Condena histórica por trata de personas en Tucumán: operaban una red sexual desde adentro del Penal de Villa Urquiza

El líder de la banda coordinaba el reclutamiento de las víctimas y manejaba perfiles en sitios web desde su celda. Mediante un juicio abreviado, la Justicia dictó penas de hasta 12 años de prisión y un resarcimiento económico inédito de $130 millones para las damnificadas.

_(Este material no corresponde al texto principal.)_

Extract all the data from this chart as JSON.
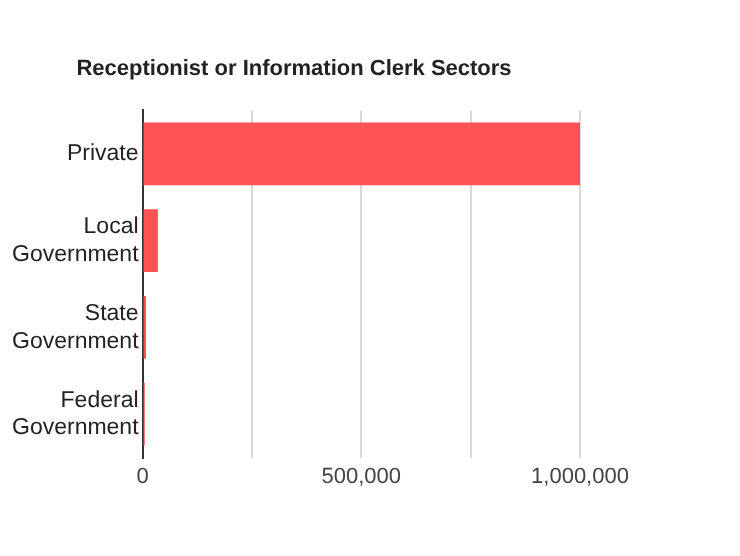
{
  "chart_data": {
    "type": "bar",
    "orientation": "horizontal",
    "title": "Receptionist or Information Clerk Sectors",
    "categories": [
      "Private",
      "Local\nGovernment",
      "State\nGovernment",
      "Federal\nGovernment"
    ],
    "values": [
      1000000,
      35000,
      8000,
      5000
    ],
    "color": "#fe5254",
    "xlim": [
      0,
      1000000
    ],
    "xticks": [
      0,
      {
        "value": 250000,
        "label": null
      },
      {
        "value": 500000,
        "label": "500,000"
      },
      {
        "value": 750000,
        "label": null
      },
      {
        "value": 1000000,
        "label": "1,000,000"
      }
    ],
    "grid": "x",
    "legend": false
  }
}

Una red criminal manejada desde el pabellón

La Justicia Federal de Tucumán dictó una sentencia sin precedentes en la provincia por su complejidad logística y su fuerte impacto resarcitorio. Una investigación penal permitió desarticular y condenar a los eslabones jerárquicos de una red de trata de personas con fines de explotación sexual. El dato más alarmante de la causa confirmó que el líder de la organización, Walter Ayala, coordinaba y ejecutaba toda la ingeniería delictiva desde el interior de su celda en la Unidad N° 1 del Penal de Villa Urquiza, donde ya purgaba una condena anterior por el mismo delito.

El proceso judicial se resolvió mediante la vía de un juicio abreviado, instancia en la que tanto Ayala como su principal cómplice en el exterior, Alejandra Galván, reconocieron de forma expresa su culpabilidad en los hechos imputados. Ante la confesión, la jueza federal Carina Farías homologó el acuerdo y aplicó una pena de 12 años de prisión para Ayala y 8 años de cárcel para Galván.

La división de tareas: celulares en la celda y logística en la calle

La instrucción del caso, que estuvo comandada por el fiscal federal Agustín Chit, logró desentramar la metodología utilizada por los delincuentes y la estricta división de roles que mantenían para sostener el negocio clandestino:

  • Walter Ayala (Líder organizador): Utilizando dispositivos de telefonía celular no autorizados dentro del penal, contactaba y captaba a mujeres en situación de extrema vulnerabilidad social mediante redes sociales. Desde su lugar de encierro, creaba y administraba los perfiles de las víctimas en la página de encuentros “Skokka”, determinaba los nombres de fantasía de cada una, pautaba las condiciones y auditaba de forma diaria los ingresos financieros.
  • Alejandra Galván (Coordinadora externa): Funcionaba como el brazo operativo en la vía pública. Se encargaba de regentear y supervisar los departamentos privados ubicados en la ciudad de San Miguel de Tucumán donde se concretaban los encuentros, realizaba las producciones fotográficas y audiovisuales para los anuncios digitales y se encargaba de recaudar el dinero en efectivo de los denominados “pases”.

Reparación económica e indemnización histórica

Más allá de las penas de cumplimiento efectivo impuestas a los tratantes, el fallo de la jueza Farías sentó un hito jurisprudencial en la región respecto a la protección de los derechos de las víctimas del delito de trata. La magistrada ordenó un decomiso y una reparación económica integral de más de $130 millones destinada a las ocho mujeres que fueron rescatadas de la red de explotación.

Según detallaron fuentes tribunalicias, el monto global de la indemnización fue calculado minuciosamente para cubrir tres ejes fundamentales:

  1. Daño moral: El impacto psicológico y la vulneración a la dignidad humana sufrida por las víctimas.
  2. Lucro cesante: Las pérdidas económicas individuales durante el período en que estuvieron retenidas.
  3. Recuperación de ganancias ilícitas: El decomiso de la totalidad de los fondos que los explotadores habían generado a costa del sometimiento de las damnificadas.

De esta manera, el veredicto del Tribunal Federal no solo neutralizó una banda de operaciones transcarcelarias, sino que estableció un esquema de restitución financiera clave para el proceso de reinserción y asistencia social de las víctimas.